25 Kasım 2014 Salı

AZ KALDI

Hayat pahalılığı, en çok dar gelirlileri ve emekliyi vuruyor. Bir hafta önce satın aldığınız bir şeyi, bir hafta sonra aynı fiyatla alamıyorsunuz, yeni bir zamla karşılaşıyorsunuz. Çarşı, Pazar yangın yeri gibi insanın elini yakıyor.
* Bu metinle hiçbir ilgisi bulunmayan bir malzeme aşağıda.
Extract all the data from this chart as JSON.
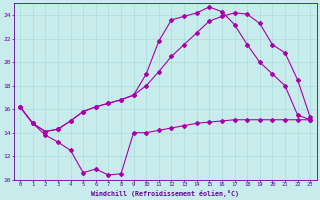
{
  "xlabel": "Windchill (Refroidissement éolien,°C)",
  "bg_color": "#c8ecec",
  "line_color": "#aa00aa",
  "grid_color": "#aadddd",
  "axis_color": "#660099",
  "xlim": [
    -0.5,
    23.5
  ],
  "ylim": [
    10,
    25
  ],
  "xticks": [
    0,
    1,
    2,
    3,
    4,
    5,
    6,
    7,
    8,
    9,
    10,
    11,
    12,
    13,
    14,
    15,
    16,
    17,
    18,
    19,
    20,
    21,
    22,
    23
  ],
  "yticks": [
    10,
    12,
    14,
    16,
    18,
    20,
    22,
    24
  ],
  "line1_x": [
    0,
    1,
    2,
    3,
    4,
    5,
    6,
    7,
    8,
    9,
    10,
    11,
    12,
    13,
    14,
    15,
    16,
    17,
    18,
    19,
    20,
    21,
    22,
    23
  ],
  "line1_y": [
    16.2,
    14.8,
    13.8,
    13.2,
    12.5,
    10.6,
    10.9,
    10.4,
    10.5,
    14.0,
    14.0,
    14.2,
    14.4,
    14.6,
    14.8,
    14.9,
    15.0,
    15.1,
    15.1,
    15.1,
    15.1,
    15.1,
    15.1,
    15.1
  ],
  "line2_x": [
    0,
    1,
    2,
    3,
    4,
    5,
    6,
    7,
    8,
    9,
    10,
    11,
    12,
    13,
    14,
    15,
    16,
    17,
    18,
    19,
    20,
    21,
    22,
    23
  ],
  "line2_y": [
    16.2,
    14.8,
    14.1,
    14.3,
    15.0,
    15.8,
    16.2,
    16.5,
    16.8,
    17.2,
    19.0,
    21.8,
    23.6,
    23.9,
    24.2,
    24.7,
    24.3,
    23.2,
    21.5,
    20.0,
    19.0,
    18.0,
    15.5,
    15.1
  ],
  "line3_x": [
    0,
    1,
    2,
    3,
    4,
    5,
    6,
    7,
    8,
    9,
    10,
    11,
    12,
    13,
    14,
    15,
    16,
    17,
    18,
    19,
    20,
    21,
    22,
    23
  ],
  "line3_y": [
    16.2,
    14.8,
    14.1,
    14.3,
    15.0,
    15.8,
    16.2,
    16.5,
    16.8,
    17.2,
    18.0,
    19.2,
    20.5,
    21.5,
    22.5,
    23.5,
    23.9,
    24.2,
    24.1,
    23.3,
    21.5,
    20.8,
    18.5,
    15.3
  ]
}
Pahalılık, sırtınızda taşıdığınız yük gibi, gittikçe artarak ağırlaşıyor.
Zamlara dair eski bir hikâye vardır, onu anlatayım:
Zamanın padişahı,  bir gün vezirini çağırır;
-"Halktan aldığım vergilere yeni bir zam daha yapmayı düşünüyorum" der.
-"Aman efendim, zaten yeni zam yaptık" diyecek olur vezir;
Padişah gürler...
-"Sana ne diyorsam onu yap!"
Vezir, çaresiz padişahın söylediğini yapar...
Vergileri tekrar zamlandırır.
Zamdan sonra padişah yine sorar;
"Nasıl vaziyet?"
 Vezir gayet üzgün:
-"Şevketli sultanım, halk çok mutsuz, kara kara düşünüyor..." cevabını verir.
Padişah;
-"Sen miktarı biraz daha arttır öyleyse" der.
Vezir padişahın bir bildiği vardır diyerek, yine vergileri attırır...
Sonunda vezir bakar ki, aylardır kara kara düşünen halk, bir anda hareketlenip, gülüp oynamaya başlamış.
Sonucu merak eden padişah, vezire sorar:
-"Padişahım, sormayın halk sokaklara dökülüp gülüp oynamaya başladı..." der.
Padişah:
-"Tamam, şimdilik orada duralım!  Artık bundan sonra yapacağın hiçbir şeyin etkisi olmaz..."
 Sanırım bu noktaya doğru gidiyoruz, "Bundan sonra ne olacaksa olsun, artık fark etmez" noktasına az kaldı.